Fiserv also pointed to the benefits it has gained from closing the acquisition of
"Through Ondot, we can enable our FI clients to offer their cardholders personalized, real-time digital experiences, driving cardholder engagement and spend," Bisignano said. "We expect continued adoption of these digital solutions across our client base."
The company landed 34 new merchant bank clients during the quarter, bringing the Clover platform and Carat online services into the merchant acquiring mix.
"Half of these wins were competitive takeaways," Bisignano noted. "The pipeline remains robust through the rest of 2021."
Fiserv brought the Clover product line into the company as part of its $22 billion acquisition of First Data in 2019.
The first-quarter acquisitions of Ondot Systems and Radius8 enhance the Carat online services platform, combined with an agreement to acquire
Discussing payments and network trends, the chief financial officer, Robert Hau, said Fiserv's transaction volume grew steadily, though it did suffer setbacks early in the first quarter when the southern states in the U.S. dealt with major weather issues.
"Recovery from the pandemic, as vaccines spread in the U.S., we are seeing commerce retail picking up," Hau said. "Restaurants are starting to pick up in a meaningful way, yet still down year over year in a meaningful way; but they are starting to improve sequentially pretty nicely."

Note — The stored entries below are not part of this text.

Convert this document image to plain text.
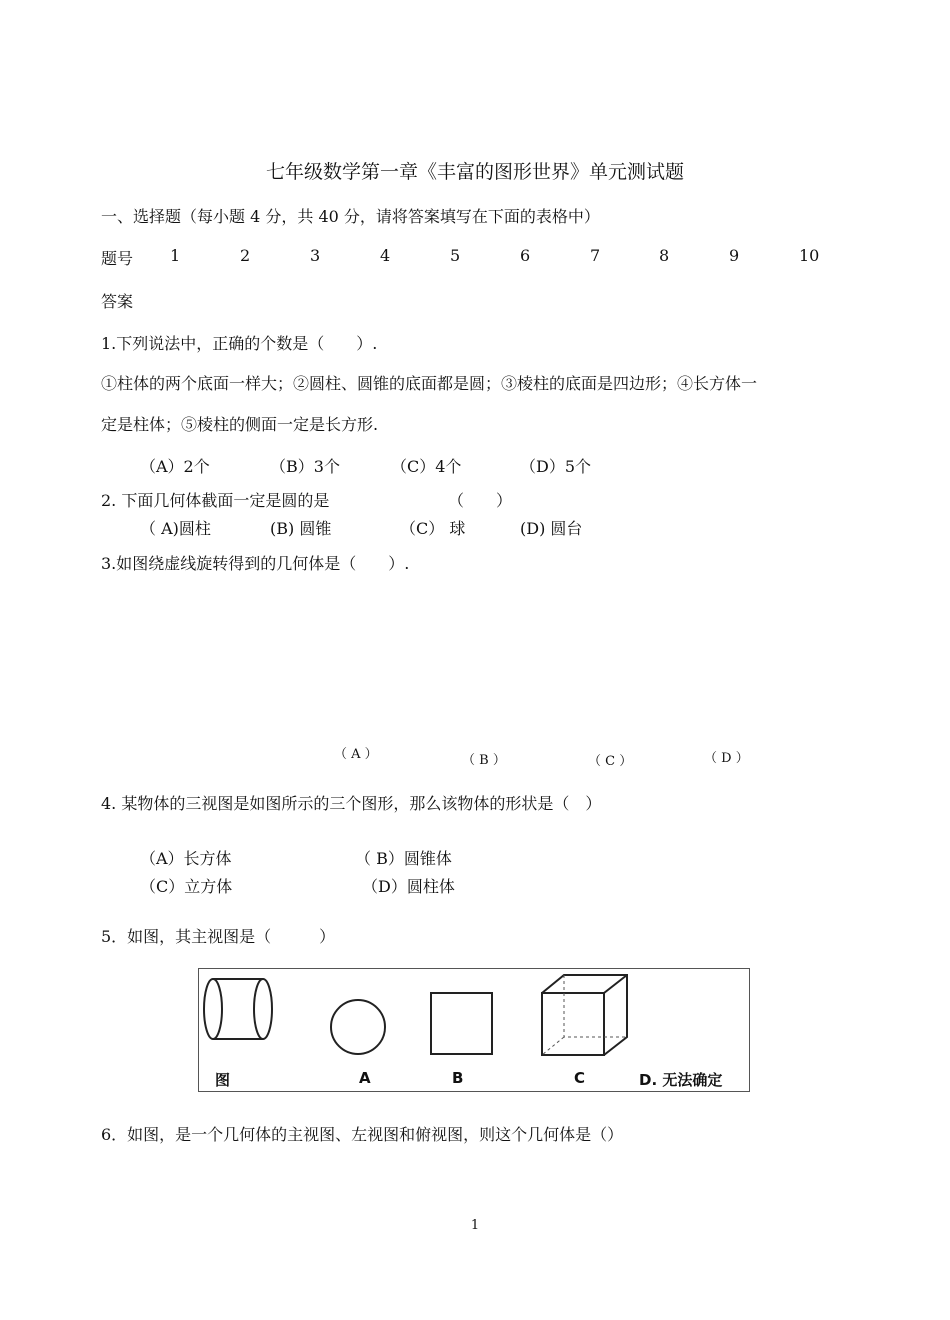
七年级数学第一章《丰富的图形世界》单元测试题
一、选择题（每小题 4 分，共 40 分，请将答案填写在下面的表格中）
题号 1	2	3	4	5	6	7	8	9	10
答案
1.下列说法中，正确的个数是（　　）.
①柱体的两个底面一样大；②圆柱、圆锥的底面都是圆；③棱柱的底面是四边形；④长方体一
定是柱体；⑤棱柱的侧面一定是长方形.
（A）2个	（B）3个	（C）4个	（D）5个
2. 下面几何体截面一定是圆的是	（　　）
（ A)圆柱	(B) 圆锥	（C） 球	(D) 圆台
3.如图绕虚线旋转得到的几何体是（　　）.
（ A ）	（ B ）	（ C ）	（ D ）
4. 某物体的三视图是如图所示的三个图形，那么该物体的形状是（　）
（A）长方体	（ B）圆锥体
（C）立方体	（D）圆柱体
5．如图，其主视图是（　　　）
图	A	B	C	D. 无法确定
6．如图，是一个几何体的主视图、左视图和俯视图，则这个几何体是（）
1
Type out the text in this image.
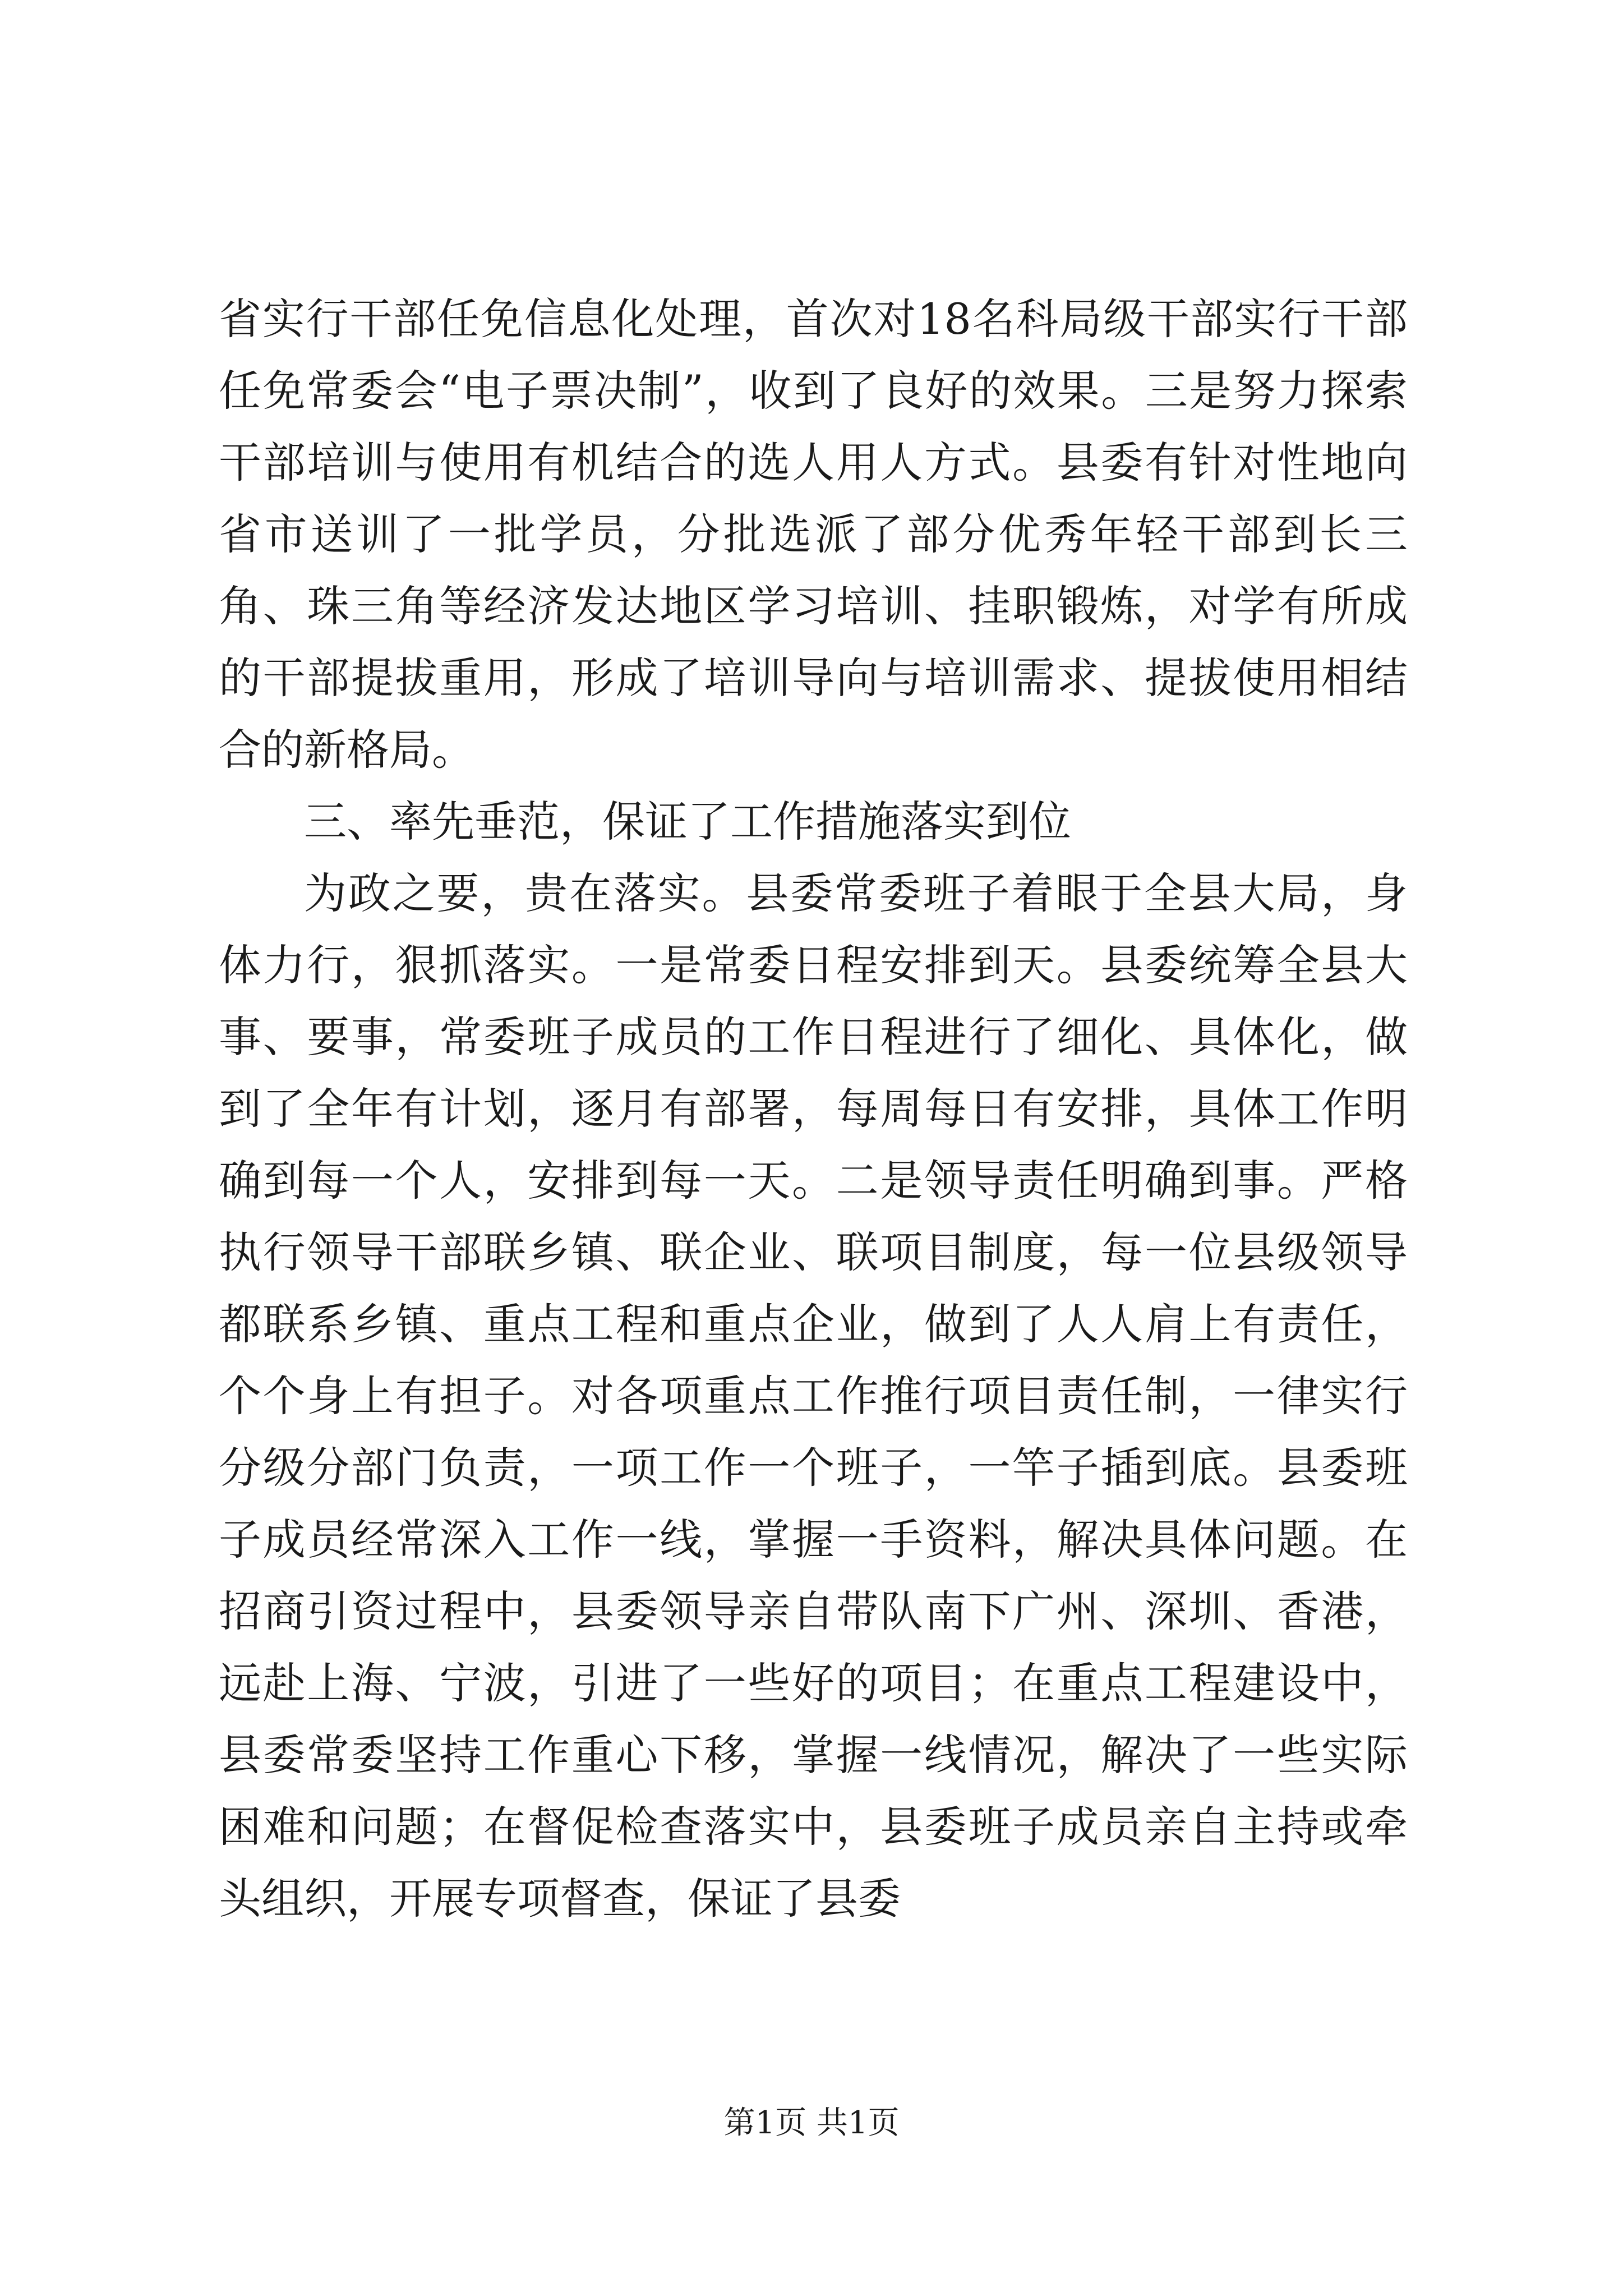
省实行干部任免信息化处理，首次对18名科局级干部实行干部任免常委会“电子票决制”，收到了良好的效果。三是努力探索干部培训与使用有机结合的选人用人方式。县委有针对性地向省市送训了一批学员，分批选派了部分优秀年轻干部到长三角、珠三角等经济发达地区学习培训、挂职锻炼，对学有所成的干部提拔重用，形成了培训导向与培训需求、提拔使用相结合的新格局。

三、率先垂范，保证了工作措施落实到位

为政之要，贵在落实。县委常委班子着眼于全县大局，身体力行，狠抓落实。一是常委日程安排到天。县委统筹全县大事、要事，常委班子成员的工作日程进行了细化、具体化，做到了全年有计划，逐月有部署，每周每日有安排，具体工作明确到每一个人，安排到每一天。二是领导责任明确到事。严格执行领导干部联乡镇、联企业、联项目制度，每一位县级领导都联系乡镇、重点工程和重点企业，做到了人人肩上有责任，个个身上有担子。对各项重点工作推行项目责任制，一律实行分级分部门负责，一项工作一个班子，一竿子插到底。县委班子成员经常深入工作一线，掌握一手资料，解决具体问题。在招商引资过程中，县委领导亲自带队南下广州、深圳、香港，远赴上海、宁波，引进了一些好的项目；在重点工程建设中，县委常委坚持工作重心下移，掌握一线情况，解决了一些实际困难和问题；在督促检查落实中，县委班子成员亲自主持或牵头组织，开展专项督查，保证了县委

第1页 共1页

Fiserv noted 16% growth in debit transactions as well as more than 100% growth in Zelle P2P transactions, and its number of Zelle users more than doubled.
"We continue to love the acquisition of Ondot and the ability to provide additional digital services for card controls and card activation to our overall channel," Hau said. "We see that as a significant growth opportunity, not just to provide that particular capability, but that as an overall part of our solution."
Hau said he expects the credit issuing business to accelerate in late 2021 and into 2022, as effects from the pandemic further subside.
"We believe in the next year or two, the payments segment can grow 5% to 8% and we think this year we will be at the upper end of that as we head into the second half of the year and see the full-year result," Hau said. "I think we are in a great spot and will see some continued growth in our digital side of payments and see improvement in bill pay and credit issuing, particularly private-label in the second half."